PENGU today news: Pudgy Penguins outlook remains bearish with resistance at $0.01139 and volatility elevated
Pudgy Penguins (PENGU) is trading at $0.00992, which is below its MA-20 at $0.01119, MA-50 at $0.01328, and MA-200 at $0.02273, signaling sustained downward pressure across short-, medium-, and long-term trends. The nearest dynamic resistance is the Ichimoku Kijun at $0.01139, while support is limited given the price remains well beneath major moving averages.
Highlights
- The SEC has delayed its decision on the proposed Canary PENGU ETF, submitted in June 2025, pushing the review to October 12, 2025.
- PENGU's ecosystem is expanding with new projects like penguSOL and Pudgy World, plus collaborations with Care Bears, Lufthansa, and Bitso.
- PENGU's token profile continues to be shaped by increased regulatory focus, ecosystem growth, and new listings on chains like BNB Smart Chain.
Regulatory delay and ecosystem expansion steer sentiment after ETF postponement
A key development for Pudgy Penguins is the delayed approval of the proposed Canary PENGU ETF by the SEC, which was originally submitted in June 2025 and is now postponed for review until October 12, 2025. The PENGU ecosystem is also expanding with new projects such as penguSOL and Pudgy World, as well as strategic collaborations involving brands like Care Bears, Lufthansa, and Bitso. Regulatory attention, ongoing ecosystem growth, and listings on chains like BNB Smart Chain continue to shape the token’s profile.

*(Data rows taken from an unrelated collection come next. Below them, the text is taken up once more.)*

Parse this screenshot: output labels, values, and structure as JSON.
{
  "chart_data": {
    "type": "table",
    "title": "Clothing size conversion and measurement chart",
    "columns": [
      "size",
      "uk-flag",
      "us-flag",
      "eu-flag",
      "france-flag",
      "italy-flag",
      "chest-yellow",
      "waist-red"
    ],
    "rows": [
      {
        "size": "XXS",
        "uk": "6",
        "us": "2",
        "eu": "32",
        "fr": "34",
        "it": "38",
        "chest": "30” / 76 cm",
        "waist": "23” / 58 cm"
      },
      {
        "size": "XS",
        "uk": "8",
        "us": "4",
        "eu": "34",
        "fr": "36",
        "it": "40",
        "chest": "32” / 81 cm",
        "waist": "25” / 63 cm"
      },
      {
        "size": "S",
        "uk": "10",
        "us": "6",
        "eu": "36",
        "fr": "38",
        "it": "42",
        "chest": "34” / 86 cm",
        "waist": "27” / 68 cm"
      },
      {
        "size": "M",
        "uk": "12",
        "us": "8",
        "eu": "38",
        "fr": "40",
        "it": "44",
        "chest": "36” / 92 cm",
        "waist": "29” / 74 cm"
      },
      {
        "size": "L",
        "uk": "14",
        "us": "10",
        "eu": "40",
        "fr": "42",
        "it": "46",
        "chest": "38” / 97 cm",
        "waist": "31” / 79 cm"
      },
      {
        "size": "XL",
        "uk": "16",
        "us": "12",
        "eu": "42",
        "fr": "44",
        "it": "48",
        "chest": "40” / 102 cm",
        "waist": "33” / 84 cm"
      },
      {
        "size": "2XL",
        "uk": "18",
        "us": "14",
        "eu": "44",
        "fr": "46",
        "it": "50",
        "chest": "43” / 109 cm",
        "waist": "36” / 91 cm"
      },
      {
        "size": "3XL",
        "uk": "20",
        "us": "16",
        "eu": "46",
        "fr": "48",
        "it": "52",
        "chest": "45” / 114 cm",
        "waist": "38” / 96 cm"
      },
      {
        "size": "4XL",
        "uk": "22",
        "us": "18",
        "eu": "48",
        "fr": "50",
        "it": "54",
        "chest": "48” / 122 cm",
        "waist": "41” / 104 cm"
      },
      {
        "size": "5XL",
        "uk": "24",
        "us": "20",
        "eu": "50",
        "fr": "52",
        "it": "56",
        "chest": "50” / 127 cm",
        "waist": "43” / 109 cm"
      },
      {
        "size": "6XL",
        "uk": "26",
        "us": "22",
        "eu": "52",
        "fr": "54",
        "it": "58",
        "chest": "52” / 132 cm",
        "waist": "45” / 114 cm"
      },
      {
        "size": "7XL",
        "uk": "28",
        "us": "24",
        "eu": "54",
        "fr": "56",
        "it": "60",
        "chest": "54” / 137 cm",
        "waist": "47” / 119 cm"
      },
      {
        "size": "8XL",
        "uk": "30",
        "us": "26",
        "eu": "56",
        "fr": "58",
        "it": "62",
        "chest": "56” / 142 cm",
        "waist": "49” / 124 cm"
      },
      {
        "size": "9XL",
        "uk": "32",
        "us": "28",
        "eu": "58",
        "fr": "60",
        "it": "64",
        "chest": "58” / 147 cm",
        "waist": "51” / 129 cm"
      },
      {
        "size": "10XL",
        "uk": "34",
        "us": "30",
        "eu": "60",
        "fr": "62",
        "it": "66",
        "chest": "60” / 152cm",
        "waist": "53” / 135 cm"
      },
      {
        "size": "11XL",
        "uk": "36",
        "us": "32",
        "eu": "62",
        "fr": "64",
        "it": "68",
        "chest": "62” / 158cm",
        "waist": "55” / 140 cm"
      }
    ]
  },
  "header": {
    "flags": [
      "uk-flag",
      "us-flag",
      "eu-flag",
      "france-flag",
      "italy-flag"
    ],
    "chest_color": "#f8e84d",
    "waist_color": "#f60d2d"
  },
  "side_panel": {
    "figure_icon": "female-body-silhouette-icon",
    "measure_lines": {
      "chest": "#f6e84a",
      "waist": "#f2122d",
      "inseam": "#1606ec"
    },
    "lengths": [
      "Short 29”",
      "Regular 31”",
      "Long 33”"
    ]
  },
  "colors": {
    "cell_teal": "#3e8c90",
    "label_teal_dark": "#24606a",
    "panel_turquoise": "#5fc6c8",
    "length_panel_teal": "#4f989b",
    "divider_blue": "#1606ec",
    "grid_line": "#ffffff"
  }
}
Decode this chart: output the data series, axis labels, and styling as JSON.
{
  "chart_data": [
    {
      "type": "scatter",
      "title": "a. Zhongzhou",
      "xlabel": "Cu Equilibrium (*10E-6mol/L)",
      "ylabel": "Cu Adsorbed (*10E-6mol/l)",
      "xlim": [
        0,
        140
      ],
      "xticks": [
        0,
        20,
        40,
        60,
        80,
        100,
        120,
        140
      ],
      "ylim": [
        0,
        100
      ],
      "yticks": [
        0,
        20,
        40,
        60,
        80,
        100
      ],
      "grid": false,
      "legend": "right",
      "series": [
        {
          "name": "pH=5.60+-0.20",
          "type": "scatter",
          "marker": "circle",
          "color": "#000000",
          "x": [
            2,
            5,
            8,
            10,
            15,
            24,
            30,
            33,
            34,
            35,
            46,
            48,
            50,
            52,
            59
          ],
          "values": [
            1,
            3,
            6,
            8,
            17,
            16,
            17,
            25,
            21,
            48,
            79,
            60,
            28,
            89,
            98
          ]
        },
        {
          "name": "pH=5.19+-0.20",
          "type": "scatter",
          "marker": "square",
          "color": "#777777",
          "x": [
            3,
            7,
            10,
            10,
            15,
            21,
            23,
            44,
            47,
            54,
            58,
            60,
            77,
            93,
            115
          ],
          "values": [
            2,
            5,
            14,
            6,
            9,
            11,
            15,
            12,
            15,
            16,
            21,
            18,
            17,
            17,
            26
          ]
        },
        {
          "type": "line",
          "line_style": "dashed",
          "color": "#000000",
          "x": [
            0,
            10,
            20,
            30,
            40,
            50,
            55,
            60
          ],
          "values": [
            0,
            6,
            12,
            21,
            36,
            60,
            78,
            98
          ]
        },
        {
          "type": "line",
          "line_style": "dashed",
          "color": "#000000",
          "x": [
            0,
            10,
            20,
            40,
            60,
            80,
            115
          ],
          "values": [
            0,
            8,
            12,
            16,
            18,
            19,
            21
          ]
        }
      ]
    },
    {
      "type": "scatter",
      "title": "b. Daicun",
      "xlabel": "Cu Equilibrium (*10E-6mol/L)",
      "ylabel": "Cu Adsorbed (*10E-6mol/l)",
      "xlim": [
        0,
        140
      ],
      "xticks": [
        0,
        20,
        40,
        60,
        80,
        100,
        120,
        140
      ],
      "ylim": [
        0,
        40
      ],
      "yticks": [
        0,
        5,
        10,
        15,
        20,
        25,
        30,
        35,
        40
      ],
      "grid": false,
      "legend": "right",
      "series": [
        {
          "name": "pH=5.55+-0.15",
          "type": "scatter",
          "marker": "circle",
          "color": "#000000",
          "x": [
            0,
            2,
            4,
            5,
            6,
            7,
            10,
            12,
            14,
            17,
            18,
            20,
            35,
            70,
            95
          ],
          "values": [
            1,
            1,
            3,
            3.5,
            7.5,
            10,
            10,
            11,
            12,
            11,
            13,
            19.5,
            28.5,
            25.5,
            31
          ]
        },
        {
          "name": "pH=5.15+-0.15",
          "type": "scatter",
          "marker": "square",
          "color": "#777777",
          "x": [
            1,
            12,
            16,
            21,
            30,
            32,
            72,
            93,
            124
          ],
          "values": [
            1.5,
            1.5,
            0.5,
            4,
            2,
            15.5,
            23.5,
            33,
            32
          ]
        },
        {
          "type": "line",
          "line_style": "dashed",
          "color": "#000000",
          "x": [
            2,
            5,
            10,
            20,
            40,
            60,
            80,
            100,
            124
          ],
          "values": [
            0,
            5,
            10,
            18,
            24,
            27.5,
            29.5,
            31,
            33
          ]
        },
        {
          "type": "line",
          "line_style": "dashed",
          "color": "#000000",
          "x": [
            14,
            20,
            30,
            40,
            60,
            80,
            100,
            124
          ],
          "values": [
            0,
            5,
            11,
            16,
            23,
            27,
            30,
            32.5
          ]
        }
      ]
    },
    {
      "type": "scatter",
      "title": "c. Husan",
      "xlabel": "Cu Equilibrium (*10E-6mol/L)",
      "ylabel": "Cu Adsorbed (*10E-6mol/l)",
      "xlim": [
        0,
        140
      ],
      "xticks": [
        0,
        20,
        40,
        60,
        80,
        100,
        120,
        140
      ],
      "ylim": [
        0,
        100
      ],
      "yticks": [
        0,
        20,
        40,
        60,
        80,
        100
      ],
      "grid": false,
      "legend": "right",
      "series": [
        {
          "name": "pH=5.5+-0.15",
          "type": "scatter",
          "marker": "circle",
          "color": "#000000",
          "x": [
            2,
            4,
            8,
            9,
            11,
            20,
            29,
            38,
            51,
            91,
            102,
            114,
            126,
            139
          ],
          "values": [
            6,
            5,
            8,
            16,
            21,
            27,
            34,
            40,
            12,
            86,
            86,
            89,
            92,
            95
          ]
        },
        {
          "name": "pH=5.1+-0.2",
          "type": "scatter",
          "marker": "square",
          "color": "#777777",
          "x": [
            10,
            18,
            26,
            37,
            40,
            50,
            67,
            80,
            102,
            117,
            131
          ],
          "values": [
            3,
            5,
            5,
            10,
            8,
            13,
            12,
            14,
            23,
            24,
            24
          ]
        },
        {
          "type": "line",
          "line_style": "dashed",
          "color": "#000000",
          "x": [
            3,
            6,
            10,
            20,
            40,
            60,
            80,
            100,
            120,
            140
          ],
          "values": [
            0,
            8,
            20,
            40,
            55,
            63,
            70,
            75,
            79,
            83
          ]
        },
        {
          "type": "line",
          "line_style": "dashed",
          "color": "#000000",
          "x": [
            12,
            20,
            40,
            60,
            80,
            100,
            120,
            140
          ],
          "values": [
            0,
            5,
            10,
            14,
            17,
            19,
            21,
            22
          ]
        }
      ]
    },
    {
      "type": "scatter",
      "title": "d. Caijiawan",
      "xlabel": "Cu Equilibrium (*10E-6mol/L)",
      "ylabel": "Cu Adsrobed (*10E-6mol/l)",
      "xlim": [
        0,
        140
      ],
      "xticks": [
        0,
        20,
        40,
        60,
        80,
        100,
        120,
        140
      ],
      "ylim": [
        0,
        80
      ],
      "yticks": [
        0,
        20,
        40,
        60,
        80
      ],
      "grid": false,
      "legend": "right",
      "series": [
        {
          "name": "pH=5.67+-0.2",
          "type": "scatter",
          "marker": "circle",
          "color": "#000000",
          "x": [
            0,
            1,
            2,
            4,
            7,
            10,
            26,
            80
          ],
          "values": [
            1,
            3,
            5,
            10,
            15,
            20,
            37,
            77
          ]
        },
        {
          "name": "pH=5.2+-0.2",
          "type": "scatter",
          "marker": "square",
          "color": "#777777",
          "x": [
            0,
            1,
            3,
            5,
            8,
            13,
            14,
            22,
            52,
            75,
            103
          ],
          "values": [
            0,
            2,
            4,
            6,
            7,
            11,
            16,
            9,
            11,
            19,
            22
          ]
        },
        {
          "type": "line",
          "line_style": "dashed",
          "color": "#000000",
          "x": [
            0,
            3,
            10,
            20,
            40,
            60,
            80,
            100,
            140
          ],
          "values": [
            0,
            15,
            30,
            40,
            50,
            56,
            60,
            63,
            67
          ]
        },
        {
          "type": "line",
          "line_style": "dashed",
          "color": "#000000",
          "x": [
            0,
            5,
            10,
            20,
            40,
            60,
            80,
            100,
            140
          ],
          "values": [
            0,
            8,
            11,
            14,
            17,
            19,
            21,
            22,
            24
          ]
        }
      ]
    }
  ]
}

Bearish momentum persists amid oversold signals and session volatility
Momentum signals remain negative, with both daily MACD and ADX pointing to a clear sell bias. RSI at 38.95 and CCI at -153.26 indicate emerging oversold conditions, while Stochastic RSI suggests a strongly oversold market; BBP shows sellers are dominating the session. The Awesome Oscillator also supports continued downside. After opening with no meaningful gap from the previous session, PENGU slipped 7.26% intraday and currently trades near the daily low, reflecting elevated volatility and persistent sell pressure from the open. Most momentum and oscillator readings align, confirming the prevailing bearish sentiment in today’s session.
Rangebound outlook as downside risk overshadows lack of buy signals
Looking ahead to the next five days, the expected trading range is adjusted to approximately $0.00890 – $0.01090, remaining close to current levels and within a typical volatility band for this asset. The probability of a price increase is very low (less than 20%), while further decline is more likely given the lack of any buy signals among weekly and daily momentum and trend indicators. The baseline scenario is for sideways movement within this narrow band; a bullish outcome would require a breakout above the $0.01139 resistance area, while a bearish scenario could see a move below $0.00890 if sell pressure accelerates.